Small businesses are showing resiliency
Even as the Federal Reserve continues to hike interest rates, the fallout from Silicon Valley Bank looms and inflation puts pressures on every market, most small business owners across the country — and the region — remain “optimistic,” a study published by Bank of America on April 27 found.
According to the report, about 72% of small business owners in the U.S. are concerned about the impact of a potential recession, however, 76% of them are confident their business could withstand the downturn.
While that is a national statistic, Kristi Alameda, the Senior Vice President of Small Business Banking Manager at Bank of America covering Ventura and Santa Barbara counties, told the Business Times she is seeing that same “optimism” here at home.
“Even though we are seeing shortages in supply chains, labor, and all these things, entrepreneurs in Santa Barbara County and Ventura County are resilient and want to keep growing their business,” she said.

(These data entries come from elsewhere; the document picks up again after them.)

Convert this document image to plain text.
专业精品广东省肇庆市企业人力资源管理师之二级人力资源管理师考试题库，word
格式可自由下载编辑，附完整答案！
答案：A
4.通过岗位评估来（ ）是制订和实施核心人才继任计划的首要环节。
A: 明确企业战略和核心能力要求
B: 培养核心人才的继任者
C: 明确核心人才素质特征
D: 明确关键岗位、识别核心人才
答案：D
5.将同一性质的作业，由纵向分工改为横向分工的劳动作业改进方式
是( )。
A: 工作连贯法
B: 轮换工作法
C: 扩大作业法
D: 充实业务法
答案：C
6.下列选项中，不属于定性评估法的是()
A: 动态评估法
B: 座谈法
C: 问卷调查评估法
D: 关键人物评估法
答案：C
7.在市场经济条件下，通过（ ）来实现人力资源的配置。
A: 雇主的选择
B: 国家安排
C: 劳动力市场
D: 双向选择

Alameda has worked at Bank of America for more than two decades, having spent the last 10 years covering the majority of the Central Coast while living in Ventura County.
She is no stranger to the region. As a child, she grew up in Camarillo and remembers helping her family pick strawberries in Oxnard.
“I understand what it’s like to be a working person in these counties and I take pride in helping my clients, which helps drive the economy as a whole,” she said “Bank of America gives me a lot of resources to help people in my community and I take a great deal of pride in that.”
One of the more interesting things the report found is that, despite the headwinds, small business owners aren’t just expecting to maintain a business in 2023, but they still want to grow.
Alameda said in talking with small business owners in the area — she has about 20,000 clients in a given year – 65% of them are expecting to see revenue growth in 2023.
Nearly half, 48%, of small business owners plan to expand their business in the year ahead, up 11% since last spring.
As a result, many are planning to hire as the study found that 34% of business owners plan to hire in 2023, up from 26% last spring.
Both statistics hold true for the region.
“We are absolutely hearing that hiring is a priority and what they are saying and what they anticipate is to hire more than they did last year,” she said.
The requests for capital to expand are coming from a variety of sources, from healthcare professionals to restaurants to manufacturers in the area, Alameda said.
“That is what is special about Santa Barbara and Ventura Counties, you have the gamut of small business owners, from mom-and-pop to large manufacturing businesses,” she said.
While work-from-home continues to be a contentious issue for some companies — with a fraction arguing for its importance while others see it as a cost-saving measure — Alameda believes companies on the Central Coast want to keep a local workforce, even if they eventually move beyond just this area.
She recalled a story in which she looked to pass a Ventura County client to a Bank of America manager based in Los Angeles to which he responded, “I would rather have someone from Ventura.”
“The Ventura small business owners want employees from Santa Barbara and Ventura and they want their bankers from here as well. Work from home won’t get these businesses to hire too far out, because it’s important to them,” she said.
As companies look to grow in 2023, access to capital will be just as important.
“Last year it was a lot of conventional financing but this year, we are helping clients with Small Business Administration financing,” she said.
The difference between conventional financing and leveraging the SBA, for example, is that it is the SBA providing the guarantees on the loan, usually resulting in longer terms to pay down said loans at a lower rate.
Of the $37 million given by Bank of America, $12 million of that is in SBA financing to buy new facilities or expand however they would like.
In regards to the banking crisis — in which Silicon Valley Bank’s failure has led to a spinout of other small and mid-size banks, most recently First Republic — Alameda said she is seeing more people wanting to bank with larger operations, like Bank of America, as a result.
“They want the safety and security from the well-capitalized banks,” she said.
Larger banks are also only getting larger, with JPMorgan Chase being the beneficiary of First Republic’s closure, purchasing the operation on May 1.
Regardless of that outcome, the overall optimism of small businesses in the area looking to expand is a testament to the region, Alameda said, who said she is outpacing last year’s record mark.
In 2022, Bank of America lent out over $104 million to small businesses in Ventura and Santa Barbara counties, according to Alameda. Through April of this year, the bank has lent $37 million, and it’s on pace to lend over $120 million in this area alone in 2023.
“The fact that my phone continues to ring asking how we could help them grow their business and lending is growing year over year tells me clients want access to capital,” she said.